IN THE ORCHARD  by Eliza Minot

A long prose poem to motherhood describes this sweet and tender novel. Over the course of one day, a mother of four—from infant to preteen—ruminates on the minutia of parenting and expands it to the larger transcendence of the meanings we take from life. What worries our narrator? Money—the lack of it, the family’s debt, with no remedy in sight. Minot effortlessly moves through the memory of the narrator’s childhood and her mother’s death but returns to the present as if all of the past is distilled into this ordinary day. Loved it! 

Favorite line(s): Like the horse, Maisie is always looking out, at woods, at the edge of something like a body of water, out a window, down a hill, like a forest, looking out at the edge of herself, scanning its border and periphery, feeling part prey and part on-the-lookout, but also part commander in charge, the protector of all protectors, but also vulnerable and small. Caring for a baby made one languish and flourish at the same time. Time was swallowed, and simultaneously she felt full and empty. Everything was so delicate, while everything was also so strong. Why was that? Was it because that is what being alive, overall, is like, really? A series of languishments and flourishes, of withering and blooming, that work off of each other? And wasn’t caring for a baby pretty much a lesson for caring for life in general? Life never cried out for help and attention; life doesn’t car whether it is lived or not. But a baby will remind you that your life needs attention and affection: your life needs effort; your life needs care.

 

TOM LONG by Ann Patchett

Lara, once an almost famous actress with her start as Emily in Our Town, falls in love with her co-star, Peter Duke. When that fizzles out, Lara leaves her acting career behind and marries the director of the summer theatre where she performed. Years later, during the pandemic, Lara’s three grown daughters return home to the family’s cherry farm in northern Michigan. While hunkered down picking cherries, the daughters grill their mother on her romantic past with Peter Duke and why she left acting. A gorgeous meditation on the mother-daughter relationship and how the past doesn’t define a whole life. 

Favorite line(s): There is no explaining this simple truth about life: you will forget much of it. The painful things you were certain you’d never be able to let go? Now you’re not entirely sure when they happened, while the thrilling parts, the heart-stopping joys, splintered and scattered and became something else. Memories are then replaced by different joys and larger sorrows, and unbelievably, those things get knocked aside as well, until one morning you’re picking cherries with your three grown daughters and your husband goes by on the Gator and you are positive that this is all you’ve ever wanted in the world.

 

ROMANTIC COMEDY by Curtis Sittenfeld (AUDIO)

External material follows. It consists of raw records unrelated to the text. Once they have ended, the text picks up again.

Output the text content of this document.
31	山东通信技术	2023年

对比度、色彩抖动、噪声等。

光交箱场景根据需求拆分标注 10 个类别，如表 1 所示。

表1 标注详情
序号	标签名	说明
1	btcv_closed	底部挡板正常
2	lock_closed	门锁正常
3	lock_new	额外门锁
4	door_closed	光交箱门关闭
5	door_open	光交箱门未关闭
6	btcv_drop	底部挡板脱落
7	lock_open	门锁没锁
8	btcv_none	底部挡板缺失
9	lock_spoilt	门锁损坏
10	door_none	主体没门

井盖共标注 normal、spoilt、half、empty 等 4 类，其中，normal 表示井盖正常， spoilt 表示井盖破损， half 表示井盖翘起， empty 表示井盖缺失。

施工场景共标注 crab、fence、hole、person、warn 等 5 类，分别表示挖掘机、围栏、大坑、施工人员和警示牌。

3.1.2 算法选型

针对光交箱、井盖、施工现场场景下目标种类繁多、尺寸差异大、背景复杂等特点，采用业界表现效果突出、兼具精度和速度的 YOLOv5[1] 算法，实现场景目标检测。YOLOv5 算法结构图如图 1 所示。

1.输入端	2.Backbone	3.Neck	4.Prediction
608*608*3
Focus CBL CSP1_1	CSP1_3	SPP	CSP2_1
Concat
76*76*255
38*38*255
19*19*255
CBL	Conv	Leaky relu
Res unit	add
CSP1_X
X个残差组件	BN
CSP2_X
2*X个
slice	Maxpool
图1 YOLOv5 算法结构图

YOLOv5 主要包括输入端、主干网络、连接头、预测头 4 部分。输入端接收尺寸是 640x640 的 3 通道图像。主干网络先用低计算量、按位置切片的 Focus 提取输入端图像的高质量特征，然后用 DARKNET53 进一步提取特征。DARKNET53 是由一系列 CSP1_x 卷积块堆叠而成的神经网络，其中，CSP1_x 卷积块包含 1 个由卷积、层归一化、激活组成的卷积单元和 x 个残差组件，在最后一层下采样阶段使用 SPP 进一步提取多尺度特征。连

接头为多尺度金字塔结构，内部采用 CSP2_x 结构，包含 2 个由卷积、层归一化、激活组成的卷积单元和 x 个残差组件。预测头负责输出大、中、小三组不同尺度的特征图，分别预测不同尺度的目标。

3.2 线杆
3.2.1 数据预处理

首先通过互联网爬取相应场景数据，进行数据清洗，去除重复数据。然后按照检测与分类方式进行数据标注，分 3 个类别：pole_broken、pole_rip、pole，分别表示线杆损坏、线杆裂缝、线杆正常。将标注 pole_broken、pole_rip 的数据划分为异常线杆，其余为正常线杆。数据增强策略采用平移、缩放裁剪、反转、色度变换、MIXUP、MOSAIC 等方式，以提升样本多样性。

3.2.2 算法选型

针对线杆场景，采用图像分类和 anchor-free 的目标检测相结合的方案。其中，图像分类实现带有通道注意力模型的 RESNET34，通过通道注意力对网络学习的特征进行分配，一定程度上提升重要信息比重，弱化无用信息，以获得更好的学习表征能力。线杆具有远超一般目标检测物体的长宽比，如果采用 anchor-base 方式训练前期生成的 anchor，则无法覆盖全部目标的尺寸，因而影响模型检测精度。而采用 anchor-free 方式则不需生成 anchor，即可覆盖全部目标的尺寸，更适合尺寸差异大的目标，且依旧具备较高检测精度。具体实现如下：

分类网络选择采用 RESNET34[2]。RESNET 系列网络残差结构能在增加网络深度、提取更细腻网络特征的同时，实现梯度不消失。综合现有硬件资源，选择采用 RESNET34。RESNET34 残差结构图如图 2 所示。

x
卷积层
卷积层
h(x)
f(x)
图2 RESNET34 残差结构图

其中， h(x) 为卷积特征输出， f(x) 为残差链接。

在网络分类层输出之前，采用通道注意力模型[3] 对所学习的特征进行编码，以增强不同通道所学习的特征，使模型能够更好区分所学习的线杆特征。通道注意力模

Sally writes comedy sketches for “The Night Owls,” a takeoff on Saturday Night Live. The host and musical guest is heartthrob pop singer Noah Brewster. Sally helps Noah with a sketch he wants included in Saturday’s lineup. There are sparks between them as they exchange witty repartees (Sittenfeld is a genius at writing dialogue), but Sally thinks it’s all a ruse. No one that good-looking, that famous, would ever consider a romantic relationship with her. Sally has written another sketch about how dating out of one’s league doesn’t apply to women. She makes fun of her office partner, Danny, a schlubby senior writer on the show who is engaged to a beautiful young actress. You see where this is going. Sally, the embittered, average-looking female, can’t believe someone like Noah would actually like her more than a friend. I won’t spoil the ending.

 

YELLOWFACE by R.F. Kuang (AUDIO)

June Hayward is a fledgling novelist without new work when her frenemy, Athena Liu, chokes on a pancake and dies. Before calling the police, June steals the pages of Athena’s manuscript. She rewrites the novel, filling in missing pieces from research, and publishes the work as her own. June is white. Athena, Asian. The story reads like a thriller as we hold our breath, waiting for the truth to come out. But as soon as one aspect of the puzzle is revealed, the story shifts to another, letting the character controlling the narrative to determine who tells the story of one’s work, of one’s culture. The themes are as much about appropriation, exploitation, and racism as they are about the broader question of who gets to tell the story.